Zie het onderwerp Inleiding tot clientimplementatie in Configuration Manager in de gids Deploying Clients for System Center 2012 Configuration Manager (Clients implementeren voor System Center 2012 Configuration Manager) voor meer informatie.

Clienttoewijzing

De volgende items zijn sinds Configuration Manager 2007 nieuw of gewijzigd op het gebied van clienttoewijzing:

  • Voor een succesvolle automatische sitetoewijzing met grensgegevens moet de grens zijn geconfigureerd in een grensgroep die voor sitetoewijzing is geconfigureerd.

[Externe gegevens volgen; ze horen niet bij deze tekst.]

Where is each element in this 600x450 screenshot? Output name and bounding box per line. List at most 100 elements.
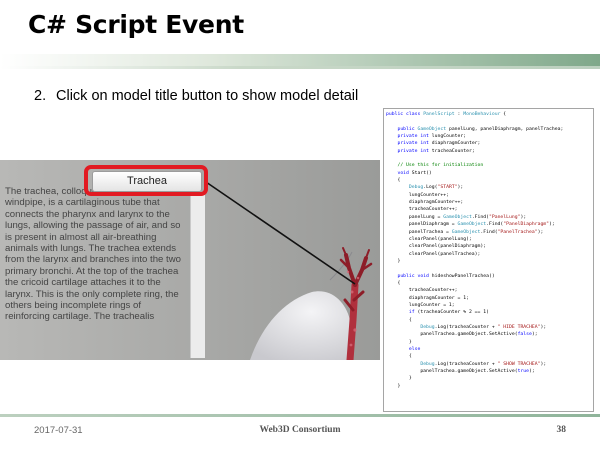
code-token: ); — [540, 361, 547, 367]
code-token: { — [386, 178, 401, 184]
code-line: public GameObject panelLung, panelDiaphr… — [386, 126, 593, 133]
code-token: MonoBehaviour — [463, 112, 501, 117]
code-token: void — [397, 170, 412, 176]
code-token: ); — [457, 185, 464, 191]
code-token: ); — [531, 332, 538, 338]
button-highlight-box — [84, 165, 208, 196]
code-line: diaphragmCounter++; — [386, 199, 593, 206]
code-line: } — [386, 383, 593, 390]
code-token: { — [500, 112, 507, 117]
code-token: lungCounter++; — [386, 192, 449, 198]
code-token: PanelScript — [423, 112, 455, 117]
code-token: } — [386, 376, 412, 382]
code-line: { — [386, 353, 593, 360]
code-token: clearPanel(panelTrachea); — [386, 251, 481, 257]
code-line: lungCounter = 1; — [386, 302, 593, 309]
code-line: } — [386, 339, 593, 346]
code-token: .Log(tracheaCounter + — [434, 361, 498, 367]
code-line: private int lungCounter; — [386, 133, 593, 140]
code-line: { — [386, 280, 593, 287]
code-token: ); — [529, 369, 535, 375]
code-token: private int — [397, 134, 432, 140]
title-underline — [0, 54, 600, 66]
code-token: public — [397, 126, 418, 132]
code-token: panelTrachea.gameObject.SetActive( — [386, 369, 518, 375]
code-token: lungCounter; — [431, 134, 467, 140]
code-snippet: public class PanelScript : MonoBehaviour… — [383, 108, 594, 412]
code-line: clearPanel(panelLung); — [386, 236, 593, 243]
code-token: " SHOW TRACHEA" — [497, 361, 541, 367]
code-line: public void hideshowPanelTrachea() — [386, 273, 593, 280]
code-line: lungCounter++; — [386, 192, 593, 199]
code-token: GameObject — [417, 126, 447, 132]
code-token: tracheaCounter; — [431, 148, 475, 154]
code-line: } — [386, 258, 593, 265]
code-token: (tracheaCounter % 2 == 1) — [417, 310, 489, 316]
panel-scrollbar[interactable] — [190, 192, 205, 358]
code-line: panelDiaphragm = GameObject.Find("PanelD… — [386, 221, 593, 228]
code-token: .Log(tracheaCounter + — [434, 324, 498, 330]
code-token: .Find( — [480, 229, 498, 235]
footer-divider — [0, 414, 600, 417]
slide-title: C# Script Event — [28, 10, 244, 39]
code-line: diaphragmCounter = 1; — [386, 295, 593, 302]
code-lines: public class PanelScript : MonoBehaviour… — [386, 111, 593, 390]
code-line: { — [386, 177, 593, 184]
code-token: Debug — [408, 185, 424, 191]
code-token: .Find( — [486, 222, 504, 228]
code-line: panelTrachea.gameObject.SetActive(true); — [386, 368, 593, 375]
code-line: { — [386, 317, 593, 324]
code-token: "PanelLung" — [488, 214, 521, 220]
code-token: Start() — [411, 170, 432, 176]
trachea-description: The trachea, colloquially called the win… — [5, 186, 181, 323]
code-token: "START" — [437, 185, 458, 191]
code-token: panelTrachea = — [386, 229, 452, 235]
code-token: : — [454, 112, 464, 117]
code-gutter — [384, 109, 385, 411]
code-token: ); — [520, 214, 527, 220]
code-token: GameObject — [451, 229, 481, 235]
code-line: private int tracheaCounter; — [386, 148, 593, 155]
code-line: public class PanelScript : MonoBehaviour… — [386, 111, 593, 118]
code-token: clearPanel(panelDiaphragm); — [386, 244, 487, 250]
bullet-text: Click on model title button to show mode… — [56, 88, 359, 104]
code-token: ); — [537, 229, 544, 235]
code-line: private int diaphragmCounter; — [386, 140, 593, 147]
code-token: tracheaCounter++; — [386, 288, 458, 294]
page-number: 38 — [556, 425, 567, 435]
code-token: diaphragmCounter; — [431, 141, 481, 147]
code-token: lungCounter = 1; — [386, 302, 455, 308]
code-token: diaphragmCounter = 1; — [386, 295, 469, 301]
code-line: panelLung = GameObject.Find("PanelLung")… — [386, 214, 593, 221]
code-line: // Use this for initialization — [386, 162, 593, 169]
code-token: } — [386, 383, 401, 389]
code-token: GameObject — [443, 214, 472, 220]
code-token: clearPanel(panelLung); — [386, 236, 472, 242]
code-token: true — [517, 369, 530, 375]
code-token: { — [386, 280, 401, 286]
trachea-description-panel: The trachea, colloquially called the win… — [2, 184, 190, 358]
code-token: panelLung, panelDiaphragm, panelTrachea; — [446, 126, 564, 132]
code-token: diaphragmCounter++; — [386, 200, 464, 206]
code-token: panelDiaphragm = — [386, 222, 458, 228]
code-token: { — [386, 317, 412, 323]
code-token: private int — [397, 148, 432, 154]
footer-organization: Web3D Consortium — [259, 425, 341, 435]
code-token: false — [517, 332, 532, 338]
code-token: ); — [540, 324, 547, 330]
code-token: } — [386, 258, 401, 264]
code-line: void Start() — [386, 170, 593, 177]
code-token: else — [408, 347, 421, 352]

  • In Configuration Manager 2007 zou de automatische sitetoewijzing mislukken als de client zich niet binnen een specifieke grens zou bevinden. Nieuw in System Center 2012 Configuration Manager is, dat als u een terugvalsite (een optionele instelling voor de hiërarchie) opgeeft en de netwerklocatie van de client zich niet binnen een grensgroep bevindt, automatische sitetoewijzing succesvol is en de client aan de opgegeven terugvalsite wordt toegewezen.

  • Clients kunnen site-instellingen voortaan downloaden vanaf het beheerpunt nadat ze aan de site zijn toegewezen als ze instellingen niet kunnen ophalen via Active Directory Domain Services.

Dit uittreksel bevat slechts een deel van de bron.